Hay que tener cuidado de no reducir a Cronenberg a la categoría de un “maestro de la morbosidad”, o de “perverso”, sin desconocer que el morbo y la perversión están presentes en sus filmes, pues hay algo mucho más profundo en su filmografía, haciendo que el resultado final de su cine; la manera como desarrolla el trabajo de cámaras, el manejo de los actores, como construye la historia, nos inquiete, moleste y fascine al mismo tiempo. Lo que aquí se puede vislumbrar es una alegorización de los efectos en nuestras vidas de la obsesión de la razón instrumental de occidente por dominar a la naturaleza en provecho del bienestar y el “progreso” del hombre. Es algo casi de sentido común lo que afirmará Adorno, que “todo intento de quebrar la coacción natural quebrando la naturaleza cae tanto más profundamente en la coacción que pretendía quebrar” , coacción que provoca una obsesión que llevará al desarrollo tecnológico a dominar todo lo que hay de “naturaleza” en el hombre, con los resultados que hoy padecemos. Esto último se puede observar en aquellas películas de Cronenberg que postulan la simbiosis de la máquina tecnológica con el cuerpo humano, pero no ya a la manera de Macluhan, para quien la prótesis tecnológica sería una extensión del órgano humano, sino como superación y supresión de lo orgánico en pro de la mera prótesis mecánica. Filmes como Vértigo límite (1977), y de manera más acabada Crash (1966) plasman la pretensión de lograr la fusión entre el cuerpo humano y la prótesis tecnológica, teniendo como meta la posibilidad de lograr una nueva raza, más perfecta y bella. Hay en esta mirada algo de la utopía de las vanguardias futuristas de principios del siglo XX, en donde la belleza metálica de las máquinas desplazaría los cánones clásicos de lo bello. Esta última película está basada en la novela del escritor de literatura fantástica J. G. Ballard, quien se destaca por sus alucinantes, agudas y satíricas visiones del futuro de la especie humana, la cual está sometida a ser un eslabón más de una cadena incomprensible e inabarcable.
Cronenberg, de una manera muy lúcida y aguda, logra darse cuenta de un desplazamiento en esta cuestión, en el cual ya no se trataría de “máquinas” en el sentido clásico del término, al estilo Metrópolis o Robocop, lo que domina en el horizonte biotecnológico, lo que en lenguaje especializado se llama “hardware”, sino más bien de la noción acuñada por William Bourroughs, uno de sus mentores literarios y amigo: “máquina blanda”.
Pensemos en uno de sus más reciente filmes, eXistenZ (1999).
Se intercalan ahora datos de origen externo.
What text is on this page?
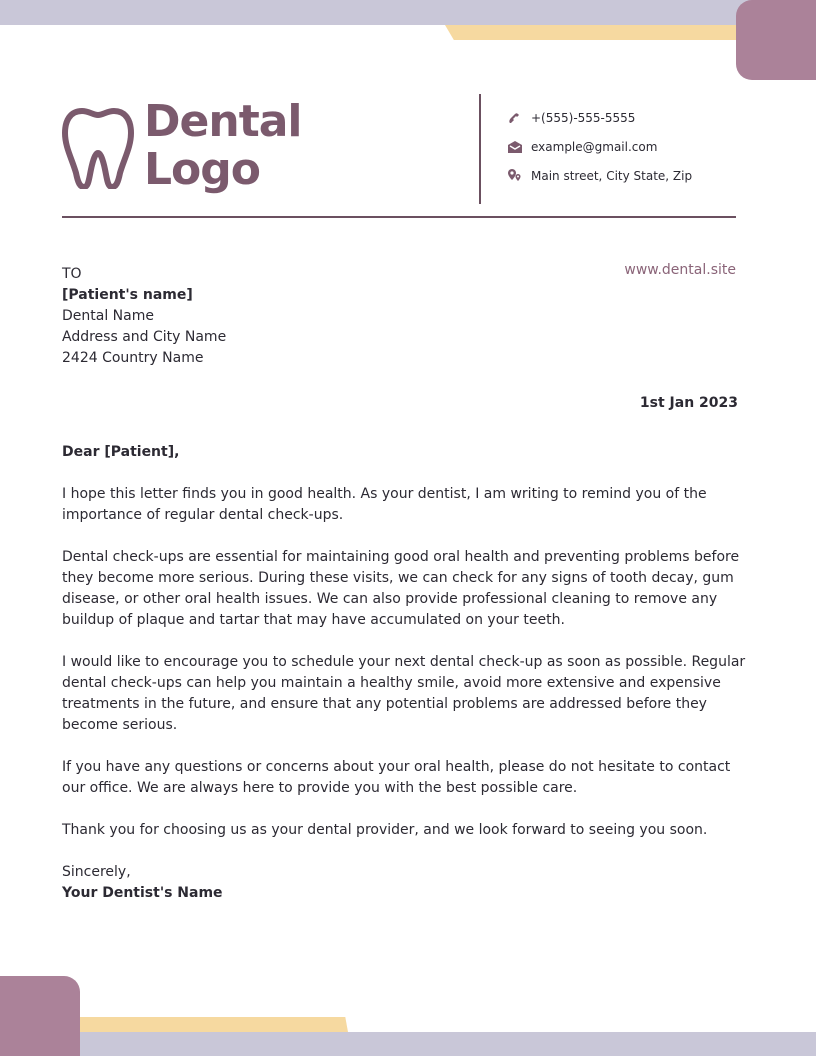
Dental
Logo
+(555)-555-5555
example@gmail.com
Main street, City State, Zip
www.dental.site
TO
[Patient's name]
Dental Name
Address and City Name
2424 Country Name
1st Jan 2023

Dear [Patient],

I hope this letter finds you in good health. As your dentist, I am writing to remind you of the importance of regular dental check-ups.

Dental check-ups are essential for maintaining good oral health and preventing problems before they become more serious. During these visits, we can check for any signs of tooth decay, gum disease, or other oral health issues. We can also provide professional cleaning to remove any buildup of plaque and tartar that may have accumulated on your teeth.

I would like to encourage you to schedule your next dental check-up as soon as possible. Regular dental check-ups can help you maintain a healthy smile, avoid more extensive and expensive treatments in the future, and ensure that any potential problems are addressed before they become serious.

If you have any questions or concerns about your oral health, please do not hesitate to contact our office. We are always here to provide you with the best possible care.

Thank you for choosing us as your dental provider, and we look forward to seeing you soon.

Sincerely,
Your Dentist's Name
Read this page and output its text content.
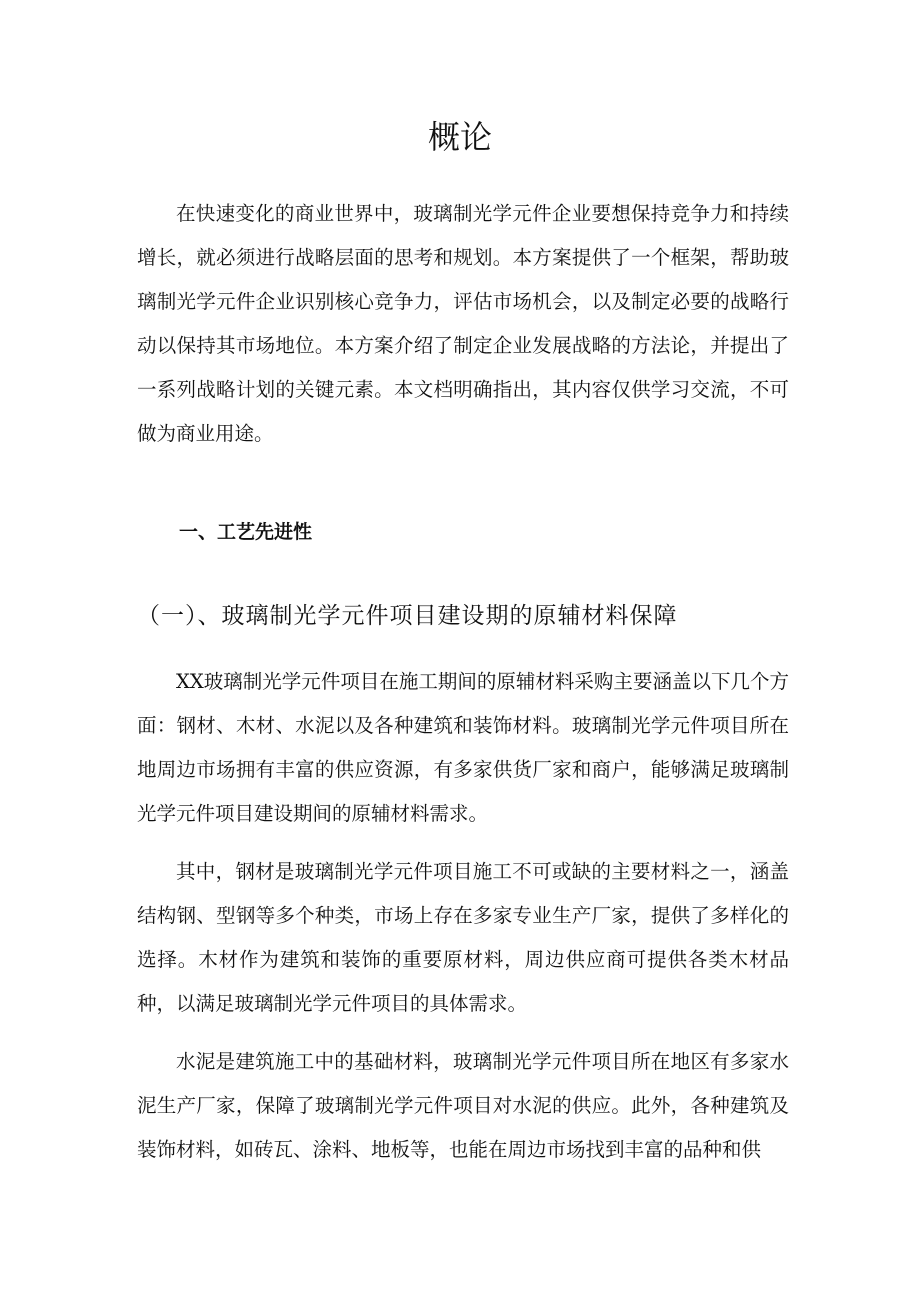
概论

在快速变化的商业世界中，玻璃制光学元件企业要想保持竞争力和持续增长，就必须进行战略层面的思考和规划。本方案提供了一个框架，帮助玻璃制光学元件企业识别核心竞争力，评估市场机会，以及制定必要的战略行动以保持其市场地位。本方案介绍了制定企业发展战略的方法论，并提出了一系列战略计划的关键元素。本文档明确指出，其内容仅供学习交流，不可做为商业用途。

一、工艺先进性
（一）、玻璃制光学元件项目建设期的原辅材料保障

XX玻璃制光学元件项目在施工期间的原辅材料采购主要涵盖以下几个方面：钢材、木材、水泥以及各种建筑和装饰材料。玻璃制光学元件项目所在地周边市场拥有丰富的供应资源，有多家供货厂家和商户，能够满足玻璃制光学元件项目建设期间的原辅材料需求。

其中，钢材是玻璃制光学元件项目施工不可或缺的主要材料之一，涵盖结构钢、型钢等多个种类，市场上存在多家专业生产厂家，提供了多样化的选择。木材作为建筑和装饰的重要原材料，周边供应商可提供各类木材品种，以满足玻璃制光学元件项目的具体需求。

水泥是建筑施工中的基础材料，玻璃制光学元件项目所在地区有多家水泥生产厂家，保障了玻璃制光学元件项目对水泥的供应。此外，各种建筑及装饰材料，如砖瓦、涂料、地板等，也能在周边市场找到丰富的品种和供
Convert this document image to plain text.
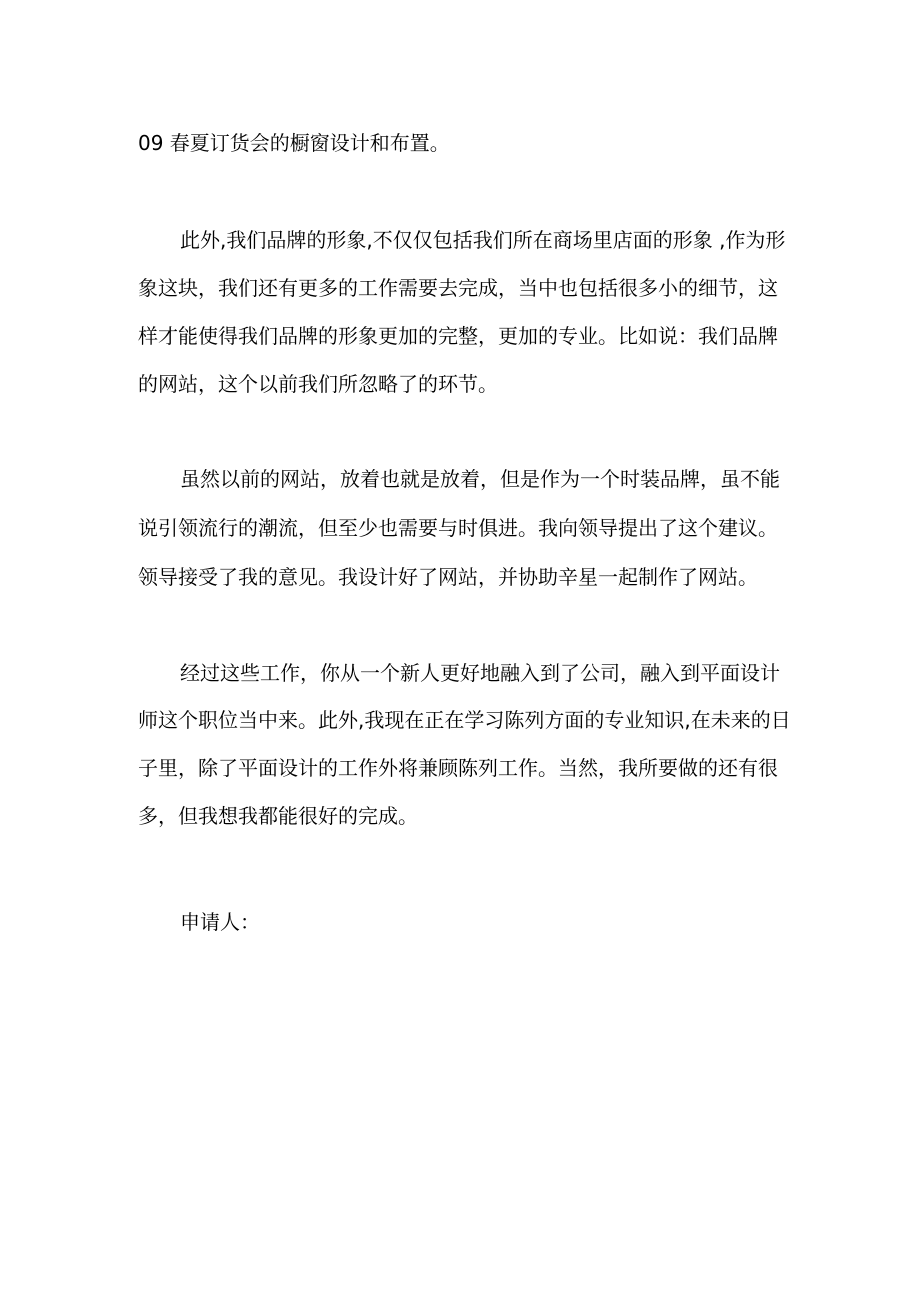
09 春夏订货会的橱窗设计和布置。
此外,我们品牌的形象,不仅仅包括我们所在商场里店面的形象 ,作为形
象这块，我们还有更多的工作需要去完成，当中也包括很多小的细节，这
样才能使得我们品牌的形象更加的完整，更加的专业。比如说：我们品牌
的网站，这个以前我们所忽略了的环节。
虽然以前的网站，放着也就是放着，但是作为一个时装品牌，虽不能
说引领流行的潮流，但至少也需要与时俱进。我向领导提出了这个建议。
领导接受了我的意见。我设计好了网站，并协助辛星一起制作了网站。
经过这些工作，你从一个新人更好地融入到了公司，融入到平面设计
师这个职位当中来。此外,我现在正在学习陈列方面的专业知识,在未来的日
子里，除了平面设计的工作外将兼顾陈列工作。当然，我所要做的还有很
多，但我想我都能很好的完成。
申请人：
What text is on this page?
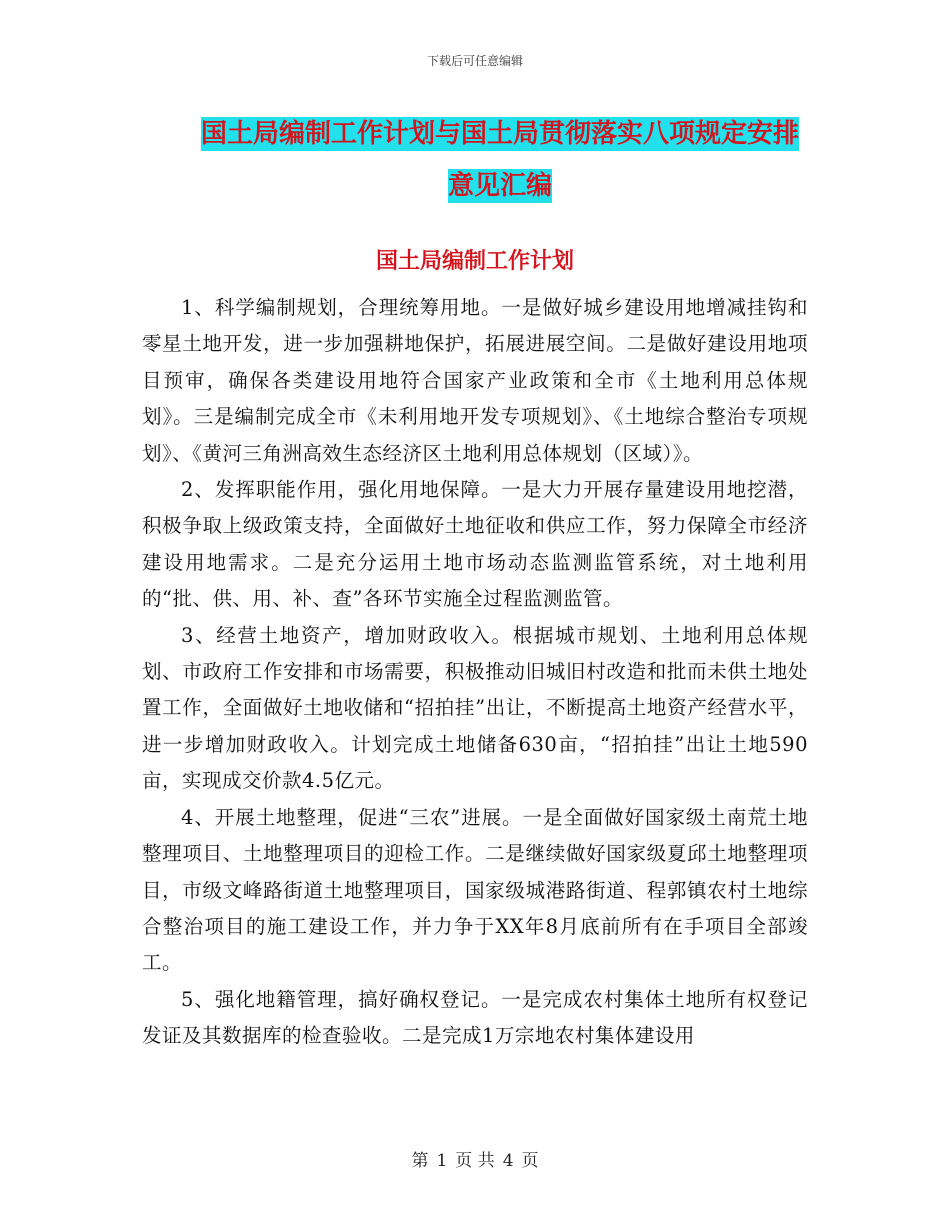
下载后可任意编辑
国土局编制工作计划与国土局贯彻落实八项规定安排
意见汇编
国土局编制工作计划

1、科学编制规划，合理统筹用地。一是做好城乡建设用地增减挂钩和零星土地开发，进一步加强耕地保护，拓展进展空间。二是做好建设用地项目预审，确保各类建设用地符合国家产业政策和全市《土地利用总体规划》。三是编制完成全市《未利用地开发专项规划》、《土地综合整治专项规划》、《黄河三角洲高效生态经济区土地利用总体规划（区域）》。

2、发挥职能作用，强化用地保障。一是大力开展存量建设用地挖潜，积极争取上级政策支持，全面做好土地征收和供应工作，努力保障全市经济建设用地需求。二是充分运用土地市场动态监测监管系统，对土地利用的“批、供、用、补、查”各环节实施全过程监测监管。

3、经营土地资产，增加财政收入。根据城市规划、土地利用总体规划、市政府工作安排和市场需要，积极推动旧城旧村改造和批而未供土地处置工作，全面做好土地收储和“招拍挂”出让，不断提高土地资产经营水平，进一步增加财政收入。计划完成土地储备630亩，“招拍挂”出让土地590亩，实现成交价款4.5亿元。

4、开展土地整理，促进“三农”进展。一是全面做好国家级土南荒土地整理项目、土地整理项目的迎检工作。二是继续做好国家级夏邱土地整理项目，市级文峰路街道土地整理项目，国家级城港路街道、程郭镇农村土地综合整治项目的施工建设工作，并力争于XX年8月底前所有在手项目全部竣工。

5、强化地籍管理，搞好确权登记。一是完成农村集体土地所有权登记发证及其数据库的检查验收。二是完成1万宗地农村集体建设用

第 1 页 共 4 页
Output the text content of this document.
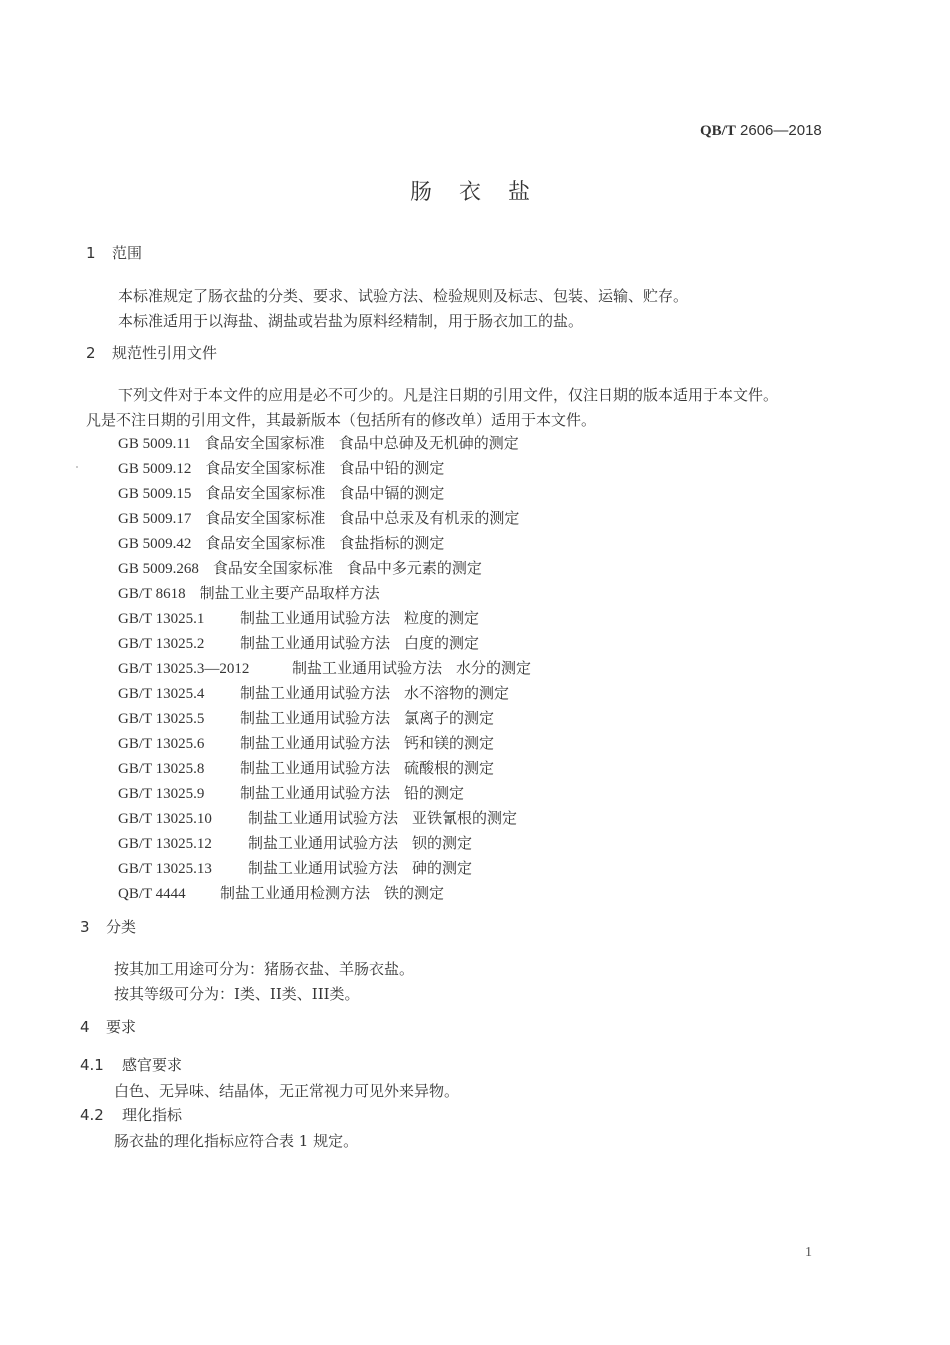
QB/T 2606—2018
肠 衣 盐
1 范围
本标准规定了肠衣盐的分类、要求、试验方法、检验规则及标志、包装、运输、贮存。
本标准适用于以海盐、湖盐或岩盐为原料经精制，用于肠衣加工的盐。
2 规范性引用文件
下列文件对于本文件的应用是必不可少的。凡是注日期的引用文件，仅注日期的版本适用于本文件。
凡是不注日期的引用文件，其最新版本（包括所有的修改单）适用于本文件。
GB 5009.11 食品安全国家标准 食品中总砷及无机砷的测定
GB 5009.12 食品安全国家标准 食品中铅的测定
GB 5009.15 食品安全国家标准 食品中镉的测定
GB 5009.17 食品安全国家标准 食品中总汞及有机汞的测定
GB 5009.42 食品安全国家标准 食盐指标的测定
GB 5009.268 食品安全国家标准 食品中多元素的测定
GB/T 8618 制盐工业主要产品取样方法
GB/T 13025.1 制盐工业通用试验方法 粒度的测定
GB/T 13025.2 制盐工业通用试验方法 白度的测定
GB/T 13025.3—2012	制盐工业通用试验方法 水分的测定
GB/T 13025.4 制盐工业通用试验方法 水不溶物的测定
GB/T 13025.5 制盐工业通用试验方法 氯离子的测定
GB/T 13025.6 制盐工业通用试验方法 钙和镁的测定
GB/T 13025.8 制盐工业通用试验方法 硫酸根的测定
GB/T 13025.9 制盐工业通用试验方法 铅的测定
GB/T 13025.10 制盐工业通用试验方法 亚铁氰根的测定
GB/T 13025.12 制盐工业通用试验方法 钡的测定
GB/T 13025.13 制盐工业通用试验方法 砷的测定
QB/T 4444 制盐工业通用检测方法 铁的测定
3 分类
按其加工用途可分为：猪肠衣盐、羊肠衣盐。
按其等级可分为：I类、II类、III类。
4 要求
4.1 感官要求
白色、无异味、结晶体，无正常视力可见外来异物。
4.2 理化指标
肠衣盐的理化指标应符合表 1 规定。
1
Allí la simbiosis cuerpo-máquina ocurre más bien al nivel de un “software” en el sentido de que no es la máquina la que se acopla al cuerpo como una prótesis tradicional, sino que el cuerpo se hace parte de una máquina orgánica que en la cual toda la corporalidad se somete a un devenir órgano de sensación virtual que hace que los órgano “normales” se tornen inútiles. Está imagen alegórica ya había sido trabajada por Cronenberg en la película Videodrome (1982), siendo el elemento de la metamorfosis mental y corporal la que hace que el “órgano” se superponga a la idea del “cuerpo” como una totalidad.
En películas en las que aborda de una manera más “psicológica” la degradación y mutación de lo humano, como M. Buterfly (1993), o la reciente Spider (2003), Cronenberg muestra una preocupación por los efectos de la dominación y manipulación psico-social presente en nuestra sociedad. Va más allá del efecto de terror y del uso de lo grotesco para dar cuenta de la invisibilazación de la corporeidad, jugando con los devenires del deseo que provocan una trastocación de las subjetividad de los personajes.
Como señalábamos más arriba, el cine de Cronenberg traspasa las codificaciones determinadas por los “géneros”, tanto en lo cinematográfico, como en lo que tiene que ver con las determinaciones psico-sociales que tienen que ver con la sexualidad, el deseo y las necesidad del ser humano. Todo esto hace de este director uno de los más inquietantes, complejos e inclasificable de la actual cinematografía. Mostrándonos también una actitud valiente y decidida el momento de abordar temas que, aún hoy en nuestra indescifrable y ambivalente modernidad/postmodernidad molestan a las buenas y sanas conciencias de los acomodaticios espectadores de las salsa de cine. Un director que no deja impávido a quienes aún tienen algo de sensibilidad en sus cuerpos y espíritus.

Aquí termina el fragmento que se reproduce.